GEORGE WASHINGTON wrote to Lee in June, 1786 of his vision of the extension of the "Atlantic States":
"Whenever the new States become so populous, and so extended to the westward, as really to need it, there will be no power which can deprive them of the use of the Mississippi."
The next year, while presiding at the convention of the Constitutional revolution sitting in Philadelphia, Washington said:
"My sentiments with respect to the navigation of the Mississippi have been long fixed.... I have ever been of opinion that the true policy of the Atlantic States,...would be to open and improve the natural communications with the western country."
Washington thought about gaining the western country. Yet there was one idea that over-arched it as well as all others regarding our growth as a nation. He had learned by bitter experience, what no other man had learned: the vital need and value of union as the best solution of the dangers and difficulties for which inland navigation and trade connections were at best palliatives. He had felt it as soon as he took command of the continental army; it rode like a black foreboding behind him from Cambridge to Yorktown.
Washington had hoped the Confederation could unite the colonies. However, he soon saw that it was as worthless as the utter lack of system which it replaced. The Confederation had amounted merely to substituting one kind of confusing impotence for another. Others might be deceived by phrases such as "nationality" and "general government," but be had dwelt among hard facts, and he knew that these things did not exist. Confederation was a cruel hoax.

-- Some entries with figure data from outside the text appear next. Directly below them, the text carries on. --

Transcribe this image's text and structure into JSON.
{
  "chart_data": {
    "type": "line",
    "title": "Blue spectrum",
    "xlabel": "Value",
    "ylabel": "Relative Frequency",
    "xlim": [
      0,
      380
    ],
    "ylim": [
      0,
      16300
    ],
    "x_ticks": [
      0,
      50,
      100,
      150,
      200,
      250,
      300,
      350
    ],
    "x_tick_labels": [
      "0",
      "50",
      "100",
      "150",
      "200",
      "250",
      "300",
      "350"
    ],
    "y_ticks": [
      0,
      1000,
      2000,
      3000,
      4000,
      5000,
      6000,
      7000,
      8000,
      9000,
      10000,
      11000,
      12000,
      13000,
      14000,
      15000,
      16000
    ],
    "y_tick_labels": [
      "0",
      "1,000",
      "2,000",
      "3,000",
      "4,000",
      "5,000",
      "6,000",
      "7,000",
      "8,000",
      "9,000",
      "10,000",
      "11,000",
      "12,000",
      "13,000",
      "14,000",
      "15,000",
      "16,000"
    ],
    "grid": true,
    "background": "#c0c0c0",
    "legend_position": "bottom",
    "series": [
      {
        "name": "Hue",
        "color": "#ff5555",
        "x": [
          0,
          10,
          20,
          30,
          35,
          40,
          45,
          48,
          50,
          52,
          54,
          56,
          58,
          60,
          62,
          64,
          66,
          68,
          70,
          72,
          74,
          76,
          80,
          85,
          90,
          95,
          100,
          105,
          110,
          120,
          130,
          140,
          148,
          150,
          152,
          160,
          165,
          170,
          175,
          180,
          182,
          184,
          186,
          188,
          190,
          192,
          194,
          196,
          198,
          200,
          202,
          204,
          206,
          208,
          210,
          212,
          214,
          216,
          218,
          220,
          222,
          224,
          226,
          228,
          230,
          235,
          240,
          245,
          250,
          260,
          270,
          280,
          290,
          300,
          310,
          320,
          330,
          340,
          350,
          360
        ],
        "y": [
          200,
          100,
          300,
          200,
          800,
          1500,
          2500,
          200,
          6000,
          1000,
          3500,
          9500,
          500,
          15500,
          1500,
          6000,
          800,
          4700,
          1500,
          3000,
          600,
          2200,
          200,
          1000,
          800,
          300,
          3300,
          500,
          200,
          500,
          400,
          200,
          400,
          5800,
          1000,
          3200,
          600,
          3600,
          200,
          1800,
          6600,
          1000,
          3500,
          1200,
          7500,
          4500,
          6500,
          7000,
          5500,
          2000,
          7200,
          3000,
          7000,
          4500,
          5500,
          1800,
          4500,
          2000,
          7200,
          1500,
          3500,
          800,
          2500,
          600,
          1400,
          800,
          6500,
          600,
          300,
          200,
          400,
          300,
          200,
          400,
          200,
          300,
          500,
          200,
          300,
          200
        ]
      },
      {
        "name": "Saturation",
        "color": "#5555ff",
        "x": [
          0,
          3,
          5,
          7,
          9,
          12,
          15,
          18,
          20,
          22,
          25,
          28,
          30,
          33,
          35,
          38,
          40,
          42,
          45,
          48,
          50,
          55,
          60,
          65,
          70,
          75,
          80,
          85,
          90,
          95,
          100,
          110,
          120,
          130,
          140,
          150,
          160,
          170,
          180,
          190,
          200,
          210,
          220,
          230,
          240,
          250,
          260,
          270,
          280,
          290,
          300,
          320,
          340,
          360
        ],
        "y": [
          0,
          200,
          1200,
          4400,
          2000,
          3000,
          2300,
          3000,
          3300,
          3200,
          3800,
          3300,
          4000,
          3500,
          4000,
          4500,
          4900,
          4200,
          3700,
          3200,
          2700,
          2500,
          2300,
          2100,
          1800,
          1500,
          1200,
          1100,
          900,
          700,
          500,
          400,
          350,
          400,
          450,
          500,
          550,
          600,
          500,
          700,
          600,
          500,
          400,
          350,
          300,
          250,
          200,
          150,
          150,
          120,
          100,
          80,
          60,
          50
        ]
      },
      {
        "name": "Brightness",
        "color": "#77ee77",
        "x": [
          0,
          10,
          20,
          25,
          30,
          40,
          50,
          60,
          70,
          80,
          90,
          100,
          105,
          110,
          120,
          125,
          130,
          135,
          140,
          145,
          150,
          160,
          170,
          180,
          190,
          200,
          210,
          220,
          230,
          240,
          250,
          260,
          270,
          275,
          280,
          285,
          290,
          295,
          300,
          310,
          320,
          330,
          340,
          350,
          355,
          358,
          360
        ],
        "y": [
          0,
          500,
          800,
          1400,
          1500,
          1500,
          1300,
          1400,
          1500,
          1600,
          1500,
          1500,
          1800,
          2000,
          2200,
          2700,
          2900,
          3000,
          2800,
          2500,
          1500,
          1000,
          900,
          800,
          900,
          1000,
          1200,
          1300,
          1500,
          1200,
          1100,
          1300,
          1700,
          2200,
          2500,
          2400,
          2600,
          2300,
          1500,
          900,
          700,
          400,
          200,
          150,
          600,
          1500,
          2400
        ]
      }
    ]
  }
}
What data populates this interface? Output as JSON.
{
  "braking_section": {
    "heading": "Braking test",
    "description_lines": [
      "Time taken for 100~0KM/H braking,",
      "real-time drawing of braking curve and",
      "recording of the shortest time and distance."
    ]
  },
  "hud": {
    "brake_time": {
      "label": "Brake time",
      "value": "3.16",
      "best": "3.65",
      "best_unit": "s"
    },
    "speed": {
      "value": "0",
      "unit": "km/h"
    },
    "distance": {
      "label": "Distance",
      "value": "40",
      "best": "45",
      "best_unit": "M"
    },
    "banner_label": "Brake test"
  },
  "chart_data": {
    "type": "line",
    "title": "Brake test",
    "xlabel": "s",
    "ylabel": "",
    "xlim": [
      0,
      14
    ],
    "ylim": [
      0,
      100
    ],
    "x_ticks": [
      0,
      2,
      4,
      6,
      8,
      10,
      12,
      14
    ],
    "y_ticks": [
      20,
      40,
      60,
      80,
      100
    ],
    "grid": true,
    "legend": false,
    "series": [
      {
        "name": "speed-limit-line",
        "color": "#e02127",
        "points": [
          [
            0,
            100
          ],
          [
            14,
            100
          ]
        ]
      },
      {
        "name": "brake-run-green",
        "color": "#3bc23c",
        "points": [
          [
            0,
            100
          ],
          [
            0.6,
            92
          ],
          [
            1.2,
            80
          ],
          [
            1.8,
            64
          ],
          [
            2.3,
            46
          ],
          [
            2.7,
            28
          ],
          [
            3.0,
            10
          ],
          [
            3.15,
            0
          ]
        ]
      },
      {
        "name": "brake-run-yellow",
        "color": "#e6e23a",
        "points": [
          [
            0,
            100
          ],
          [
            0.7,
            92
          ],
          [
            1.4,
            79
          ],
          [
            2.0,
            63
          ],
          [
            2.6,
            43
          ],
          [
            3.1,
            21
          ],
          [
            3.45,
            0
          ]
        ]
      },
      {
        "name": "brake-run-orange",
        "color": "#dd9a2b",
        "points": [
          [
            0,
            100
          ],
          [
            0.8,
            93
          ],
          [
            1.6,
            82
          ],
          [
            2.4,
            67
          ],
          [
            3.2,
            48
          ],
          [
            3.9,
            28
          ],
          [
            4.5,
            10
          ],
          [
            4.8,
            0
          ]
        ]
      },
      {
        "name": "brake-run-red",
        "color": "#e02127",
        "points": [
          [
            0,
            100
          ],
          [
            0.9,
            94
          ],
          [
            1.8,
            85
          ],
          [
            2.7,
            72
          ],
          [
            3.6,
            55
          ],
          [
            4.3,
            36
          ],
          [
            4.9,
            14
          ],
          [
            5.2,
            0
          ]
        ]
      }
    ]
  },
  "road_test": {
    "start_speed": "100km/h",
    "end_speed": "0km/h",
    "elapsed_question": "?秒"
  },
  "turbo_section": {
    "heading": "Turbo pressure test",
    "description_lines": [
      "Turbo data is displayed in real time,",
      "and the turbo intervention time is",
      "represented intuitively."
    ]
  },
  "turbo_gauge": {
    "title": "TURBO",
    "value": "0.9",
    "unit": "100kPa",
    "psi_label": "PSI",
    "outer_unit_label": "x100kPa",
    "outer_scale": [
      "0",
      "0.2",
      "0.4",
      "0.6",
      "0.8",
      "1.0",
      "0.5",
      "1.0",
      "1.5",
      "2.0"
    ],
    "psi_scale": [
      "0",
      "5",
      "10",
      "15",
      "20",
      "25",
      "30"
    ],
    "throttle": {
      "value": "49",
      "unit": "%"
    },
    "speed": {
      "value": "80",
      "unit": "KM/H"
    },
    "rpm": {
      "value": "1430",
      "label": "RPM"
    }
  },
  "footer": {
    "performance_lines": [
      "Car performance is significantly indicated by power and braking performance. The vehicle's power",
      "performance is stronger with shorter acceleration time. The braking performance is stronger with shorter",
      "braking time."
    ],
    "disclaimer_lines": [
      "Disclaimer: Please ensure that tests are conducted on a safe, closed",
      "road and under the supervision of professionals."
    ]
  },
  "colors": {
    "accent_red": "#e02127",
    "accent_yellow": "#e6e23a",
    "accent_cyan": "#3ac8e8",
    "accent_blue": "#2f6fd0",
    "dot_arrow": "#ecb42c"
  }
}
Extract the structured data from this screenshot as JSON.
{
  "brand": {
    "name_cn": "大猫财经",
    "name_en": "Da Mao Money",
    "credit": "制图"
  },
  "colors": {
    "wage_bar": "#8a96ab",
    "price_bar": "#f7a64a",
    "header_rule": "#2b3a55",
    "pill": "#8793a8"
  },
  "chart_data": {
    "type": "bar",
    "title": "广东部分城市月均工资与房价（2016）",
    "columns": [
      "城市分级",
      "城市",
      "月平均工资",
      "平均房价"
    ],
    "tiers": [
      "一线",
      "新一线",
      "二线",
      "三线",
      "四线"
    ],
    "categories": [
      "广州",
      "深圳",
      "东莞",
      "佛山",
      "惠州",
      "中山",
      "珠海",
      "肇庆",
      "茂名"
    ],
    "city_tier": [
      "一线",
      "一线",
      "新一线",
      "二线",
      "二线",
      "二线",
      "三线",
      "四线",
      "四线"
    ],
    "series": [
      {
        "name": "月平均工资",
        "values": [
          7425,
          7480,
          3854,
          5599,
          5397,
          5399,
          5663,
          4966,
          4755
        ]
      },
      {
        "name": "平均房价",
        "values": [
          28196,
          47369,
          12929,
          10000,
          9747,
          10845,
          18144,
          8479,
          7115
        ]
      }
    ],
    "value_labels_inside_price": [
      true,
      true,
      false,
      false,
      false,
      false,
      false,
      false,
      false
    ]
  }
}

Washington knew that what passed for "nationality" in the Confederation stood in the place of unity and only wore the semblance of general government. Such temporary creations born of common danger were doomed, when the pressure of war was gone, to fall into inert imbecility. Washington had long attributed the failures of the military campaigns, the long-drawn miseries, and in a word the needless prolongation of the original Revolution to the lack of a proper union, which meant to his mind, national and energetic government. He knew that what had been so nearly ruinous in war would be absolutely destructive chaos in peace. Before Jay's treaty recognizing independence from Britain was actually signed, Washington had already begun to call attention to the great question on which the future settlement of the country depended.
To Hamilton Washington wrote on March 4, 1783:
"It is clearly my opinion, unless Congress have powers competent to all general purposes, that the distresses we have encountered, the expense we have incurred, and the blood we have spilt, will avail us nothing."
A few weeks later, he wrote to Hamilton,
"My wish to see the union of these States established upon liberal and permanent principles, and inclination to contribute my mite in pointing out the defects of the present constitution [of the Confederation], are equally great. All my private letters have teemed with these sentiments, and whenever this topic has been the subject of conversation, I have endeavored to diffuse and enforce them."
Washington sent a circular letter to the governors of the States at the close of the war, which was as eloquent as it was forcible. It urged the necessity to create a better central government.
"With this conviction of the importance of the present crisis, silence in me would be a crime. I will therefore speak to your Excellency the language of freedom and of sincerity without disguise. ... There are four things which I humbly conceive are essential to the well-being, I may even venture to say, to the existence, of the United States, as an independent power:--
" First. An indissoluble union of the States under one federal head. "Second. A regard to public justice.
"Third. The adoption of a proper peace establishment; and,
"Fourth. The prevalence of that pacific and friendly disposition among the people of the United States, which will induce them to forget their local prejudices and policies; to make those mutual concessions which are requisite to the general prosperity; and in some instances to sacrifice individual advantages to the interest of the community."
In Washington's last address to his army, he pressed the same appeal, saying:
"Although the general has so-frequently given it as his opinion, in the most public and explicit manner, unless the principles of the federal govern were properly supported, and the powers of Union increased, the honor, dignity, and justice of the nation would be lost forever; yet he cannot help repeating on this occasion so interesting a sentiment, and leaving it as his last injunction to every soldier, who may view the subject in the same serious point of light, to add his best endeavors to those of his worthy fellow-citizens towards effecting those great and valuable purposes [on] which our very existence as a nation so materially depends."
These two papers were the first strong public appeals for union as opposed to confederation. The letter to the governors argued the question elaborately, and was intended for the general public. The address to the army was simply a watchword and last general order, for the army needed no arguments to prove crying need of better government. But in seeing the need for the overthrow of the Confederation, Washington stood alone.